Esha your post resonated . Such a beautiful insight .., you have expressed as only you could do !!!
I remember a time when I was swallowed up in the deep fog of grief—what I think of as the void—an emptiness that filled my heart, my lungs, constricted my ability to think or even to breathe.I learned about the depths of sadness and the brutality of loss and that when life sucks you under, you can kick against the bottom, break the surface, and breathe again. I also learned that in the face of any challenge , you can choose joy and meaning.
In one of my searches I came across an inspiring talk by Martin Seligman( Ted talks) After spending decades studying how people deal with setbacks he found that there are three P’s—personalisation, pervasiveness, and permanence—that are critical to how we bounce back from hardship. The seeds of resilience are planted in the way we process the negative events in our lives.
The first P is personalization—the belief that we are at fault. This is different from taking responsibility, which is a good thing and what one must always do. The lesson here is that not everything that happens to us … happens because of us. We often blame ourselves for being in a situation but thats not fair .
The second P is pervasiveness—the belief that an event will affect all areas of your life.
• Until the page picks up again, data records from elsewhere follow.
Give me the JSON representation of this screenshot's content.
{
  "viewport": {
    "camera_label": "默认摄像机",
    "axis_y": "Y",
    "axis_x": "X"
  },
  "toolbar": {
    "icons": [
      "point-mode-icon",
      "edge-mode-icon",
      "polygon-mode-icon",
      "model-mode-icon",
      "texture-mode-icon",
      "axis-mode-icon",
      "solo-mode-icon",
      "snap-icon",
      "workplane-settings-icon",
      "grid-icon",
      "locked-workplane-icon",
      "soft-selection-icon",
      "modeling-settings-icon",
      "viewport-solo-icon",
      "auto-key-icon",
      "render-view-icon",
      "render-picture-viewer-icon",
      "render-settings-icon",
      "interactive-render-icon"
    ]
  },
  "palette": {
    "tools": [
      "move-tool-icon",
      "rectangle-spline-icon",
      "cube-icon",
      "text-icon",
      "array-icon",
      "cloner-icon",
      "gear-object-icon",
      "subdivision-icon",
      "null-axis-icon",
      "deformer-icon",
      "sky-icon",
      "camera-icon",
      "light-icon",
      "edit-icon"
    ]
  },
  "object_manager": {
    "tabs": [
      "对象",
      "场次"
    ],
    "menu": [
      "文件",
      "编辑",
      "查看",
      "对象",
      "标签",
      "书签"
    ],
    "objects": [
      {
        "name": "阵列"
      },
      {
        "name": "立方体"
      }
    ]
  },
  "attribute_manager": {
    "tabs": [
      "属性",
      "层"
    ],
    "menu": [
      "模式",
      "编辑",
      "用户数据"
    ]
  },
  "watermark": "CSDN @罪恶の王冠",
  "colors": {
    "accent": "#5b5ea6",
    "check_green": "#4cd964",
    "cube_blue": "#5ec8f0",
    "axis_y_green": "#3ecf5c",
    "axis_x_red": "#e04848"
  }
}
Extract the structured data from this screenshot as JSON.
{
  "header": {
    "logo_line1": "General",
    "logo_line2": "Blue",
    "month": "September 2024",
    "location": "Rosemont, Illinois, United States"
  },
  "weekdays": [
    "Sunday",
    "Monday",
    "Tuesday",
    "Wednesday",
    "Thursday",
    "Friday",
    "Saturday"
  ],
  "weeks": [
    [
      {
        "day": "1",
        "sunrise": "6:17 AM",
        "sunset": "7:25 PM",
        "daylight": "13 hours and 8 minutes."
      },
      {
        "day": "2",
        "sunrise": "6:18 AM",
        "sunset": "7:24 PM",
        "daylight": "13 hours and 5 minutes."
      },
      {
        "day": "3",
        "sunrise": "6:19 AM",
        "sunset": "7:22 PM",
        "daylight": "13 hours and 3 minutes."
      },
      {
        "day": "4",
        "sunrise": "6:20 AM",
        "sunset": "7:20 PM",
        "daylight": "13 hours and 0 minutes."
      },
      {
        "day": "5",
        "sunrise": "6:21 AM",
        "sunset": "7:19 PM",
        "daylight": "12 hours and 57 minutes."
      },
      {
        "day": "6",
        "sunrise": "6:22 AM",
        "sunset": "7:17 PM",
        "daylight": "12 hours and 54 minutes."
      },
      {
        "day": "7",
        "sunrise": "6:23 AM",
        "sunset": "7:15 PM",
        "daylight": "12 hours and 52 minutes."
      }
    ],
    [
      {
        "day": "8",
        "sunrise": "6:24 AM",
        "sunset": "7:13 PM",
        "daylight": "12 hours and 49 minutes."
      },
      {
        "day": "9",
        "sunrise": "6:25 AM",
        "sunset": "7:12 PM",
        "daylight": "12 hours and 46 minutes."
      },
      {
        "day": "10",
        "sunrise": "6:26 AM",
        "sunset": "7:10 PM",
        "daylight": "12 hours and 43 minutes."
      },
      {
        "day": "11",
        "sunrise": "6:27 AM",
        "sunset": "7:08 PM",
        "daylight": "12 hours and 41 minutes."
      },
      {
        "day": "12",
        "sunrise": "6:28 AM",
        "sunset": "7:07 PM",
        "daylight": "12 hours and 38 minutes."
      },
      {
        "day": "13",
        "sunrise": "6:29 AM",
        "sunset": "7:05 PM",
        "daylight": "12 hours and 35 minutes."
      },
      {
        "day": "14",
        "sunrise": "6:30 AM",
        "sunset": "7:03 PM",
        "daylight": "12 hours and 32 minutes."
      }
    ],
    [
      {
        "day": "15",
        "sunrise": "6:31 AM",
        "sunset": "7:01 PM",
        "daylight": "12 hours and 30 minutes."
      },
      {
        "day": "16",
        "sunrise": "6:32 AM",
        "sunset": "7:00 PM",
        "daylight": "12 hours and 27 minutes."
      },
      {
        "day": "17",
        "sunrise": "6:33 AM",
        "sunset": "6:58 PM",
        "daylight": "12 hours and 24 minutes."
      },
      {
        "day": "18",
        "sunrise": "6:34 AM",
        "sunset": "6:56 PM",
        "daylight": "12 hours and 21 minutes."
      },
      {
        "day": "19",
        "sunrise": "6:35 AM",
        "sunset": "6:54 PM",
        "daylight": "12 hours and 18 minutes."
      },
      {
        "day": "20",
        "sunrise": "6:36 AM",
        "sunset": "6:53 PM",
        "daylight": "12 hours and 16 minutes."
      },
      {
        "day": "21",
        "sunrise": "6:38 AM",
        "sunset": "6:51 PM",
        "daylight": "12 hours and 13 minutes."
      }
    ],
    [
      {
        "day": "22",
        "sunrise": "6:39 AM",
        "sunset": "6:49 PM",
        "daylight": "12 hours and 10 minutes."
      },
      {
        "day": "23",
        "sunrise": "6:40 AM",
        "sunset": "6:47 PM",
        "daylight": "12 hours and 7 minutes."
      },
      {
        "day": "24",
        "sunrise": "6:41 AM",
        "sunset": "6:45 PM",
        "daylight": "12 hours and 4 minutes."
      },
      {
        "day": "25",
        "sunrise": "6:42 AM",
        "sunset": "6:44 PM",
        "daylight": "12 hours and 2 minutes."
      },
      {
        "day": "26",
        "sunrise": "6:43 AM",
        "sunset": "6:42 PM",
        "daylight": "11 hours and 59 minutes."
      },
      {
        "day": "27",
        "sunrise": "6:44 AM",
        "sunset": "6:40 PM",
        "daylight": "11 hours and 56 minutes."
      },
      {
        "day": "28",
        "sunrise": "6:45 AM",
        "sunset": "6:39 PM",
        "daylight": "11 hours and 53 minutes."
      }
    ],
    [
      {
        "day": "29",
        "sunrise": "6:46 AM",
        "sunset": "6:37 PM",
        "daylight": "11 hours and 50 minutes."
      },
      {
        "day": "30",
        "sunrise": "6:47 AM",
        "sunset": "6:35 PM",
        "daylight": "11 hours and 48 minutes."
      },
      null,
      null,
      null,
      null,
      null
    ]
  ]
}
You heard the song by Tegan and Sara .. “Everything is awesome?” This is the flip: “Everything is awful.” There is no place to run or hide from the all-consuming sadness. Nothing seems right … life appeared to be a chore ! I realised that wallowing in this negativity will get me down and everyone else around me ! So I consciously looked for positive affirmations . It helped !
The third P is permanence—the belief that the sorrow will last forever. For weeks no matter what I did, it felt like the crushing grief would always be there. I dint know how to snap out of it . I dint know how to make things better . But remember the lines .. this too shall pass ! Giving up .. is not an option !
Its an irony that some important lessons in life are learnt through sadness and through loss . I have now rediscovered gratitude in new and different ways !
I have built enough resilience so when the challenges come, I will remember that anchored deep within me is the ability to learn and grow. In this process I hope to discover the very best version of myself .
There are these few things we need to do. just put this quote up in front of you –
If you are overwhelmed BREATHE IN BREATHE OUT SLOW
If something has happened and you are caught up with frustrations BREATHE IN BREATHE OUT SLOW
Are you moving too fast ? BREATHE IN BREATHE OUT SLOW
Enjoy this moment in life. When you look back you may feel it was too small to handle. Moments are too few to waste.